In August 2018, Samsung launched its mobile payment app in South Africa following a brief early access period.
Samsung Pay is a payment app which is available for selected Samsung Galaxy smartphones, allowing users to make card payments with their phone instead of their physical bank cards.
The platform leverages a pair of useful technologies to facilitate these transactions – NFC and MST.
Currently, however, Samsung Pay only supports Standard Bank and Absa bank cards, leaving FNB, Nedbank, and Capitec customers to resort to other mobile payment apps or their cards.
Support for more banks
Speaking with MyBroadband, Samsung SA chief marketing officer Justin Hume previously said the company was working with more local banks to add support for the payment app.
“There are definitely plans to include support for other banks. There are a number of banks that are in the development phase,” Hume said.

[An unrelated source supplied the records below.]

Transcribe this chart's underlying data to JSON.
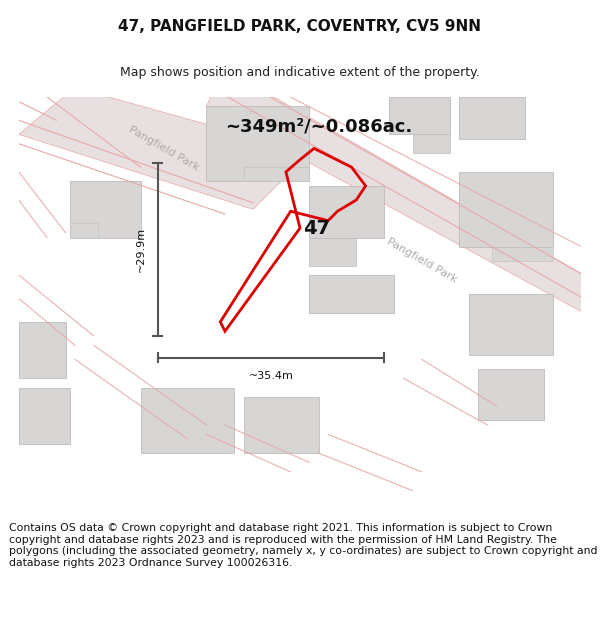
{
  "title": "47, PANGFIELD PARK, COVENTRY, CV5 9NN",
  "subtitle": "Map shows position and indicative extent of the property.",
  "area_label": "~349m²/~0.086ac.",
  "width_label": "~35.4m",
  "height_label": "~29.9m",
  "property_number": "47",
  "footer_text": "Contains OS data © Crown copyright and database right 2021. This information is subject to Crown copyright and database rights 2023 and is reproduced with the permission of HM Land Registry. The polygons (including the associated geometry, namely x, y co-ordinates) are subject to Crown copyright and database rights 2023 Ordnance Survey 100026316.",
  "map_bg": "#f2f0f0",
  "road_fill": "#e8e0e0",
  "road_line": "#e8a8a8",
  "bld_fill": "#d8d5d5",
  "bld_stroke": "#c0bcbc",
  "road_label_color": "#b0aaaa",
  "prop_color": "#dd0000",
  "dim_color": "#555555",
  "title_fontsize": 11,
  "subtitle_fontsize": 9,
  "area_fontsize": 13,
  "num_fontsize": 14,
  "road_label_fontsize": 8,
  "dim_fontsize": 8,
  "footer_fontsize": 7.8
}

“Standard Bank and Absa were the first two who really saw the potential in Samsung Pay all those months and years ago,” he said.
Samsung has also implemented loyalty card support, with an ever-expanding range of supported loyalty cards which can be easily loaded into the app.
The company stated it is still working other banks, but did not provide further information.
“We can confirm that we are working with multiple other banks, but unfortunately we cannot disclose the launch dates for these banks,” said Samsung.
FNB in discussions with Samsung
Speaking in an interview with MyBroadband this morning, however, FNB Retail CEO Raj Makanjee confirmed the bank was discussing the implementation of Samsung Pay.
“We are currently talking with Samsung about how we can enable their ecosystem,” Makanjee said.
“When it comes to enabling Samsung Pay in the broader payments ecosystem using their MST technology, we are just evaluating the benefits of that versus the trade-off and risk, especially given the significant adoption of EMV and other technologies in South Africa.”
The bank has also seen improved adoption of its FNB Pay mobile app, which works on an NFC-based platform.
“Within our Android ecosystem, we have attained good adoption and it is growing,” Makanjee said.
“Certainly, as more contactless infrastructure comes to South Africa, enabling the ability to tap and pay, we will see even further rapid adoption.”